Qwen2.5 Dethrones Meta: The Unstoppable Rise of the World’s Top Open-Source Large Model
Alibaba Cloud Unveils Qwen2.5, the World’s Largest Open-Source Model
At the Yunqi Conference on September 19, Alibaba Cloud CTO Zhou Jingren released the new generation of open-source models Qwen2.5 of Tongyi Qianwen. The flagship model Qwen2.5-72B surpassed Llama 405B in performance and once again became the world’s largest open-source model.
The full series of Qwen2.5 covers large language models, multimodal models, mathematical models, and code models of multiple sizes. Each size has a basic version, an instruction-following version, and a quantized version. A total of more than 100 models are available, setting a new industry record.
Improved Performance and Capabilities
All Qwen2.5 models are pre-trained on 18T tokens data. Compared with Qwen2, the overall performance is improved by more than 18%, with more knowledge, stronger programming and mathematical capabilities. The Qwen2.5-72B model scores as high as 86.8, 88.2, and 83.1 on the MMLU-rudex benchmark (testing general knowledge), MBPP benchmark (testing coding ability), and MATH benchmark (testing mathematical ability).
Qwen2.5 supports context lengths up to 128K and can generate up to 8K content. The model has strong multilingual capabilities and supports more than 29 languages, including Chinese, English, French, Spanish, Russian, Japanese, Vietnamese, Arabic, etc. The model can smoothly respond to a variety of system prompts and implement tasks such as role-playing and chatbots.
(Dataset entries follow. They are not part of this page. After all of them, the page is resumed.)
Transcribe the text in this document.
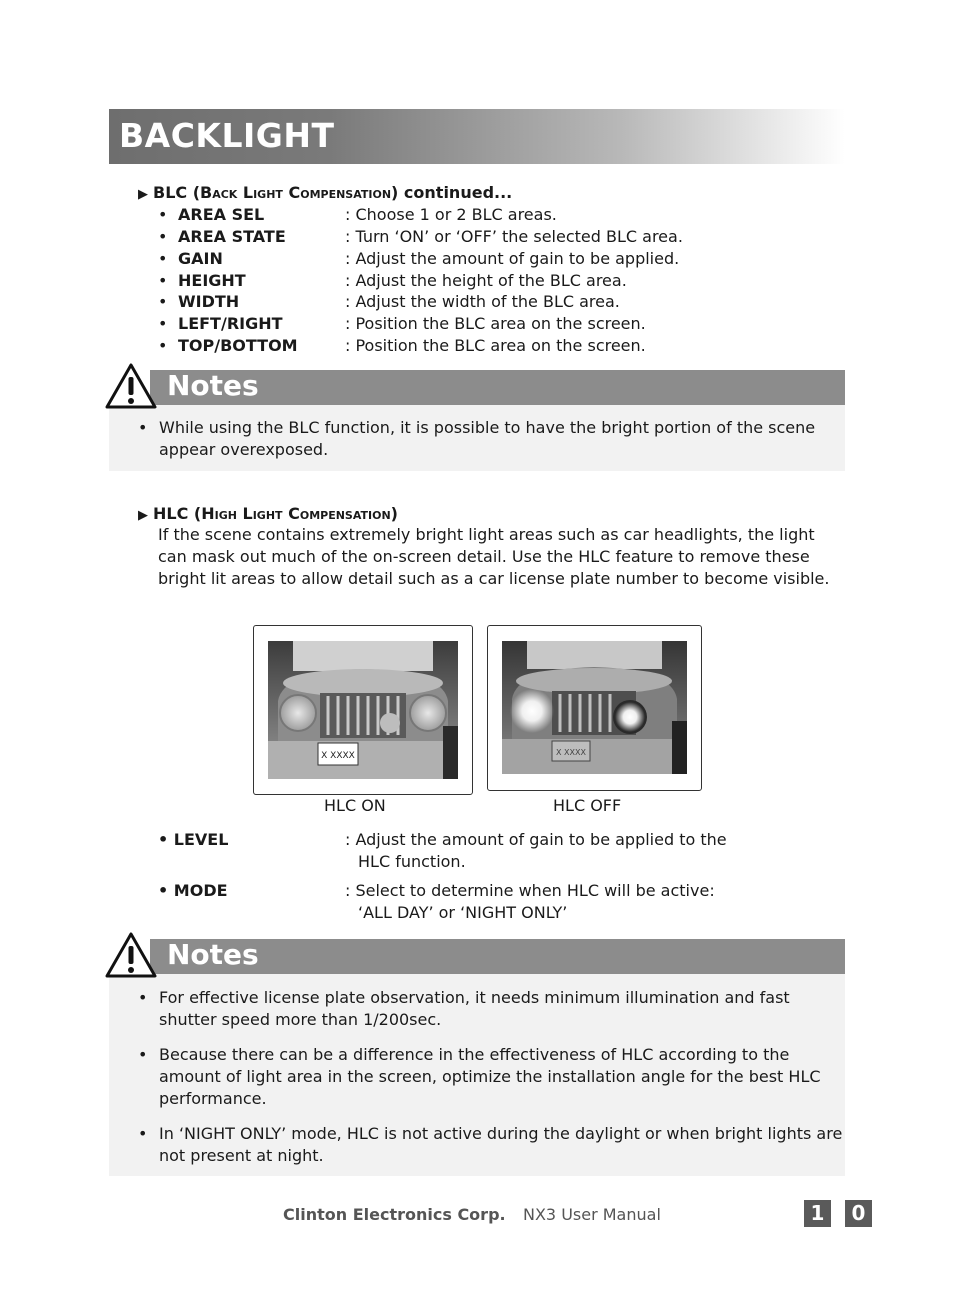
BACKLIGHT
▶ BLC (Back Light Compensation) continued...
• AREA SEL	: Choose 1 or 2 BLC areas.
• AREA STATE	: Turn ‘ON’ or ‘OFF’ the selected BLC area.
• GAIN	: Adjust the amount of gain to be applied.
• HEIGHT	: Adjust the height of the BLC area.
• WIDTH	: Adjust the width of the BLC area.
• LEFT/RIGHT	: Position the BLC area on the screen.
• TOP/BOTTOM	: Position the BLC area on the screen.
Notes
• While using the BLC function, it is possible to have the bright portion of the scene appear overexposed.
▶ HLC (High Light Compensation)
If the scene contains extremely bright light areas such as car headlights, the light can mask out much of the on-screen detail. Use the HLC feature to remove these bright lit areas to allow detail such as a car license plate number to become visible.
X XXXX	X XXXX
HLC ON	HLC OFF
• LEVEL	: Adjust the amount of gain to be applied to the
HLC function.
• MODE	: Select to determine when HLC will be active:
‘ALL DAY’ or ‘NIGHT ONLY’
Notes
• For effective license plate observation, it needs minimum illumination and fast shutter speed more than 1/200sec.
• Because there can be a difference in the effectiveness of HLC according to the amount of light area in the screen, optimize the installation angle for the best HLC performance.
• In ‘NIGHT ONLY’ mode, HLC is not active during the daylight or when bright lights are not present at night.
Clinton Electronics Corp. NX3 User Manual	1	0
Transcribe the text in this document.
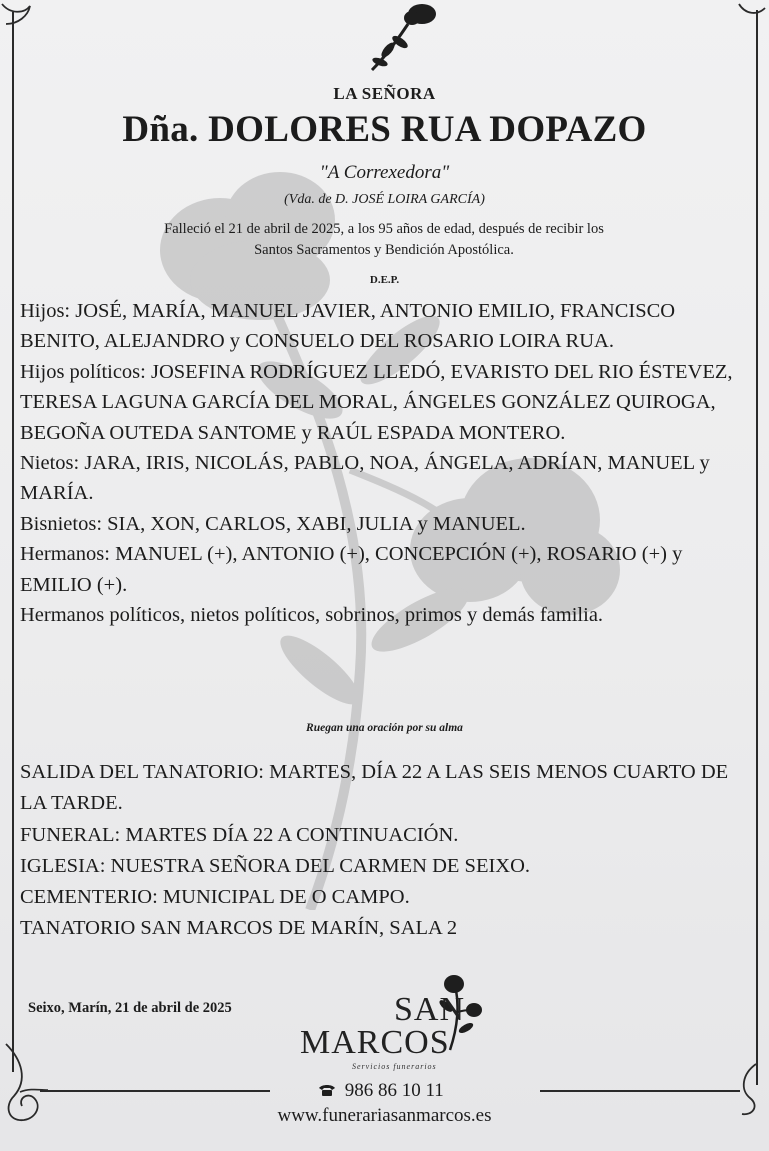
LA SEÑORA
Dña. DOLORES RUA DOPAZO
"A Correxedora"
(Vda. de D. JOSÉ LOIRA GARCÍA)
Falleció el 21 de abril de 2025, a los 95 años de edad, después de recibir los
Santos Sacramentos y Bendición Apostólica.
D.E.P.

Hijos: JOSÉ, MARÍA, MANUEL JAVIER, ANTONIO EMILIO, FRANCISCO BENITO, ALEJANDRO y CONSUELO DEL ROSARIO LOIRA RUA.

Hijos políticos: JOSEFINA RODRÍGUEZ LLEDÓ, EVARISTO DEL RIO ÉSTEVEZ, TERESA LAGUNA GARCÍA DEL MORAL, ÁNGELES GONZÁLEZ QUIROGA, BEGOÑA OUTEDA SANTOME y RAÚL ESPADA MONTERO.

Nietos: JARA, IRIS, NICOLÁS, PABLO, NOA, ÁNGELA, ADRÍAN, MANUEL y MARÍA.

Bisnietos: SIA, XON, CARLOS, XABI, JULIA y MANUEL.

Hermanos: MANUEL (+), ANTONIO (+), CONCEPCIÓN (+), ROSARIO (+) y EMILIO (+).

Hermanos políticos, nietos políticos, sobrinos, primos y demás familia.

Ruegan una oración por su alma

SALIDA DEL TANATORIO: MARTES, DÍA 22 A LAS SEIS MENOS CUARTO DE LA TARDE.

FUNERAL: MARTES DÍA 22 A CONTINUACIÓN.

IGLESIA: NUESTRA SEÑORA DEL CARMEN DE SEIXO.

CEMENTERIO: MUNICIPAL DE O CAMPO.

TANATORIO SAN MARCOS DE MARÍN, SALA 2

Seixo, Marín, 21 de abril de 2025	SAN
MARCOS
Servicios funerarios
986 86 10 11
www.funerariasanmarcos.es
Language Models and Specialized Models
In terms of language models, Qwen2.5 has open-sourced 7 sizes: 0.5B, 1.5B, 3B, 7B, 14B, 32B, and 72B. They have achieved the best results in the industry in the same parameter track. The model setting fully considers the different needs of downstream scenarios.
72B is the flagship model of the Qwen2.5 series. Its instruction follower version Qwen2.5-72B-Instruct has performed well in authoritative evaluations such as MMLU-redux, MATH, MBPP, LiveCodeBench, Arena-Hard, AlignBench, MT-Bench, and MultiPL-E.
In terms of specialized models, Qwen2.5-Coder for programming and Qwen2.5-Math for mathematics have made substantial progress over their predecessors. Qwen2.5-Coder was trained on up to 5.5T tokens of programming-related data, and the 1.5B and 7B versions were open-sourced on the same day, and the 32B version will be open-sourced in the future.
Multimodal Models
The much-anticipated visual language model Qwen2-VL-72B has been officially open-sourced. Qwen2-VL can recognize images of different resolutions and aspect ratios, understand videos longer than 20 minutes, and has the ability to autonomously operate mobile phones and robots as a visual agent.
Recently, the authoritative evaluation LMSYS Chatbot Arena Leaderboard released the latest visual model performance evaluation results, and Qwen2-VL-72B became the world’s highest-scoring open-source model.
Ecological Network and Downloads
Since its open-source release in August 2023, Tongyi has become the preferred model for developers, especially Chinese developers, in the field of global open-source big models. In terms of performance, Tongyi’s big models have gradually surpassed the strongest open-source model in the United States, Llama, and have topped the Hugging Face global big model list many times.
As of mid-September 2024, the download volume of Tongyi Qianwen open-source models exceeded 40 million, and the total number of Qwen series derivative models exceeded 50,000, becoming a world-class model group second only to Llama.